Opinion
Argued February 10, 2000.
April 3, 2000.
In an action, inter alia, to recover damages for negligence, the defendant McCrory Corporation a/k/a McCrorys appeals from so much of an order of the Supreme Court, Suffolk County (Doyle, J.), dated December 31, 1998, as granted that branch of the plaintiffs' motion which was to strike its sixth affirmative defense and denied its cross motion to dismiss the complaint for failure to state a cause of action.
Hofheimer Gartlir Gross, LLP, New York, N.Y. (Scott R. Kipnis, David L. Birch, and Erika L. Jenkins of counsel), for appellant.

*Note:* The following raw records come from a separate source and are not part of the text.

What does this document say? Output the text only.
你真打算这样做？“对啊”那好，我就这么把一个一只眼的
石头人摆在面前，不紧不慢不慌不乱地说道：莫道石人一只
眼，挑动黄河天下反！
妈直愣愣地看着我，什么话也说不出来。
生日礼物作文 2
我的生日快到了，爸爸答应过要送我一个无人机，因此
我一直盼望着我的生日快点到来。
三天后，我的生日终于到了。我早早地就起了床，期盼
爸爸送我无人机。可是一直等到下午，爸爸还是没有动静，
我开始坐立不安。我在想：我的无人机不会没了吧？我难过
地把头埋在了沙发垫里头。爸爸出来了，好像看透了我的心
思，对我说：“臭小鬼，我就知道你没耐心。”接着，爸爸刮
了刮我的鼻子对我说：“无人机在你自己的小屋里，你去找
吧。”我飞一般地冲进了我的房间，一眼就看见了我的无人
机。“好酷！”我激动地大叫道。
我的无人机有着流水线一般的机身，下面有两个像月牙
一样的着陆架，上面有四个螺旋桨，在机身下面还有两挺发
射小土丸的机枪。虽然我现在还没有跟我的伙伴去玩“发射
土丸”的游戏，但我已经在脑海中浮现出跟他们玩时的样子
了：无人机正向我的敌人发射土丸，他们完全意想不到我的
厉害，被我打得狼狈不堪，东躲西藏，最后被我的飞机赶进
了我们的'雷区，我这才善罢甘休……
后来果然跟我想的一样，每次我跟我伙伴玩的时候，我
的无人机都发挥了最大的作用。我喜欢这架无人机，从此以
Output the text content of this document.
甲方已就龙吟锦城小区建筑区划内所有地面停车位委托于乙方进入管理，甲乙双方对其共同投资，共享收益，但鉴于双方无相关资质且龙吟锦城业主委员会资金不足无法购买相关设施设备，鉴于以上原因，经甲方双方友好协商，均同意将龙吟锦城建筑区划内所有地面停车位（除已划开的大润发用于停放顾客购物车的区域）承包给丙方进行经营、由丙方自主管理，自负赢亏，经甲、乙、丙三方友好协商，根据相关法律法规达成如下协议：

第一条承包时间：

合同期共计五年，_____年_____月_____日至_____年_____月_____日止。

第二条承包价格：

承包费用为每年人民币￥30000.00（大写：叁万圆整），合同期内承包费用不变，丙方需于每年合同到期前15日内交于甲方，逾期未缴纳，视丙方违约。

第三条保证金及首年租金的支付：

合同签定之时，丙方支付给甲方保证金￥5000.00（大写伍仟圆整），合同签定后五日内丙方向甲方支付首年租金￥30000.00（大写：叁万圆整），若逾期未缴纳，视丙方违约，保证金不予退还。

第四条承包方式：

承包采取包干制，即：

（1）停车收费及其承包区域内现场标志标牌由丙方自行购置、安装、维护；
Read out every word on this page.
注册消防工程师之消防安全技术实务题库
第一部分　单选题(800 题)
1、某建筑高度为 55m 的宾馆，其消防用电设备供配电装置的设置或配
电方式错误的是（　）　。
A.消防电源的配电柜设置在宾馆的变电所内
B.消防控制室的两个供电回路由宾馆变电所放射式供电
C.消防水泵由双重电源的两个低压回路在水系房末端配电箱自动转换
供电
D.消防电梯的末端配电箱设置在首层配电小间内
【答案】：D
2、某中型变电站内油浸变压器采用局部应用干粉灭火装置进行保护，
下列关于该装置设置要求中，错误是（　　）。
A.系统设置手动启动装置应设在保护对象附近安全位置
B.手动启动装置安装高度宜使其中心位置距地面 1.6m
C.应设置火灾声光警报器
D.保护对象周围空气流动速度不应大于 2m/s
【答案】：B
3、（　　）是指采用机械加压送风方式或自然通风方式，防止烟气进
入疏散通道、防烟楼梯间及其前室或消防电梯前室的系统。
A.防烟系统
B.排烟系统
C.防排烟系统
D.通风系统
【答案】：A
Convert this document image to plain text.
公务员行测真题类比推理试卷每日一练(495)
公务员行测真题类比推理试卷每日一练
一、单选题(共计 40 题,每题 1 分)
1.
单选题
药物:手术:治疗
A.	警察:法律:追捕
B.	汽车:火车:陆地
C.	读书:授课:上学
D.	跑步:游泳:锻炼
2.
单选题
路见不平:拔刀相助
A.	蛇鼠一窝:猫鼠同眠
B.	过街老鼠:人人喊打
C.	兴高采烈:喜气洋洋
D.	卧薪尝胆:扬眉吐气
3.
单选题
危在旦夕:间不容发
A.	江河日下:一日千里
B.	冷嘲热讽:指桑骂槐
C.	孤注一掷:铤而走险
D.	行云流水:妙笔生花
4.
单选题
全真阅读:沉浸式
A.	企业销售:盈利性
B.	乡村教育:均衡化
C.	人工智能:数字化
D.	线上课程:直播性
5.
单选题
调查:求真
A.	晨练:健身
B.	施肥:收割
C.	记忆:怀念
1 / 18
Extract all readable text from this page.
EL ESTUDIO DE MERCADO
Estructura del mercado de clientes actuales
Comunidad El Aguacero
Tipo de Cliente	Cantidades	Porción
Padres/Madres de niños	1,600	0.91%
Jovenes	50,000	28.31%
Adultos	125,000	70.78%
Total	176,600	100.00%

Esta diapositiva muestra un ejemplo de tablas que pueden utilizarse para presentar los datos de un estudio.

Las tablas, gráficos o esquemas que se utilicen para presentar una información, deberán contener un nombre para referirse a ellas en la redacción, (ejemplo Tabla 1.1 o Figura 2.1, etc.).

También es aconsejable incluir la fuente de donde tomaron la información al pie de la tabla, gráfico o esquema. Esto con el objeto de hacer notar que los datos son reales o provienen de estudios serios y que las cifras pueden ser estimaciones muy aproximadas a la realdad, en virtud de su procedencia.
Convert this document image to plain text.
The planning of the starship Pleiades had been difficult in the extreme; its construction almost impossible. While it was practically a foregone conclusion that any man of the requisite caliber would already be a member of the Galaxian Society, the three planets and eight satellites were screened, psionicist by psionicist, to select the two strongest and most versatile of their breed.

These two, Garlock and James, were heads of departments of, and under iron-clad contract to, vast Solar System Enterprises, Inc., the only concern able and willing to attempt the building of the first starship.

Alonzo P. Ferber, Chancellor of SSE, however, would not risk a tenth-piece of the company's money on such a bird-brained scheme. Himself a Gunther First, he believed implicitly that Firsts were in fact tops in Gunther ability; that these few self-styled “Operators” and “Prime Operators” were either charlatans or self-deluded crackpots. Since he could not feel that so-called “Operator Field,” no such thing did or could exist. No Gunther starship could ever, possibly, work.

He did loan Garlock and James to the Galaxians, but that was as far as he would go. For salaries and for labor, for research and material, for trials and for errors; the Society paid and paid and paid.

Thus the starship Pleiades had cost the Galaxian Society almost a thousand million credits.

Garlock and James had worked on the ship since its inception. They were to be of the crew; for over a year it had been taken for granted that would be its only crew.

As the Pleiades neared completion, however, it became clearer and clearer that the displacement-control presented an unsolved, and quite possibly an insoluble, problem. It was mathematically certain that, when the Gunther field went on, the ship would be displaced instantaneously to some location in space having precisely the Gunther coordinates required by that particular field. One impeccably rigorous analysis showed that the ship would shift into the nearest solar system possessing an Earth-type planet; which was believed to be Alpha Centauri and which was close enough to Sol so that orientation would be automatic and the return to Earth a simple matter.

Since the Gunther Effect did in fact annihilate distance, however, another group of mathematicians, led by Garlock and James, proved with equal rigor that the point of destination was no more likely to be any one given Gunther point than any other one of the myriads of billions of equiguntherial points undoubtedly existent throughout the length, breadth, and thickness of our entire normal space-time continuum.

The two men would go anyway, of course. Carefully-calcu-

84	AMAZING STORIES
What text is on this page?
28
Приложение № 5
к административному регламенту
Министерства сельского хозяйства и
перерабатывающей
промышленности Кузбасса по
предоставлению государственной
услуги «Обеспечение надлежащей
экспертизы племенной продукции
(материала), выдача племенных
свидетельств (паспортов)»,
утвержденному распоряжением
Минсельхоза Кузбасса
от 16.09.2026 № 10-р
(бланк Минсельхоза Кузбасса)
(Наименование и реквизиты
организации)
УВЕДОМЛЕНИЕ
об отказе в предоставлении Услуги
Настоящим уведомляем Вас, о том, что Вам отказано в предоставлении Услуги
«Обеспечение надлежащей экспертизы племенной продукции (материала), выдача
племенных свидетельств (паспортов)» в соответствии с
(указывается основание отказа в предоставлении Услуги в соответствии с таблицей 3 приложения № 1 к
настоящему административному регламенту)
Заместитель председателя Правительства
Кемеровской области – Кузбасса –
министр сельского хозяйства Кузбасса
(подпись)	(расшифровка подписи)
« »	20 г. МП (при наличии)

Gennett, Kallmann, Antin Robinson, New York, N.Y. (Stanley W. Kallmann, Paul A. Tumbleson, and Mark Antin of counsel), for respondents.
FRED T. SANTUCCI, J.P., DANIEL W. JOY, GLORIA GOLDSTEIN, ROBERT W. SCHMIDT, JJ.
DECISION ORDER
ORDERED that the order is affirmed insofar as appealed from, with costs.
This action was commenced after the appellant filed a petition in bankruptcy. Commencement of the action violated the automatic stay provisions of the United States Bankruptcy Code (see,11 U.S.C. § 362[a][1]). Contrary to the appellant's contention, however, "the stay did not deprive the court of jurisdiction over the action commenced but merely suspended the proceedings" (International Fid. Ins. Co. v. European Am. Bank, 129 A.D.2d 679 ). While acts taken in violation of the bankruptcy stay may be voided under appropriate circumstances "where they have prejudiced the other parties to the bankruptcy proceeding" (International Fid. Ins. Co. v. European Am. Bank, supra, at 679-680; see, Baker v. Bloom, 146 A.D.2d 859 ), no such prejudice occurred here.
The appellant's remaining contentions are without merit.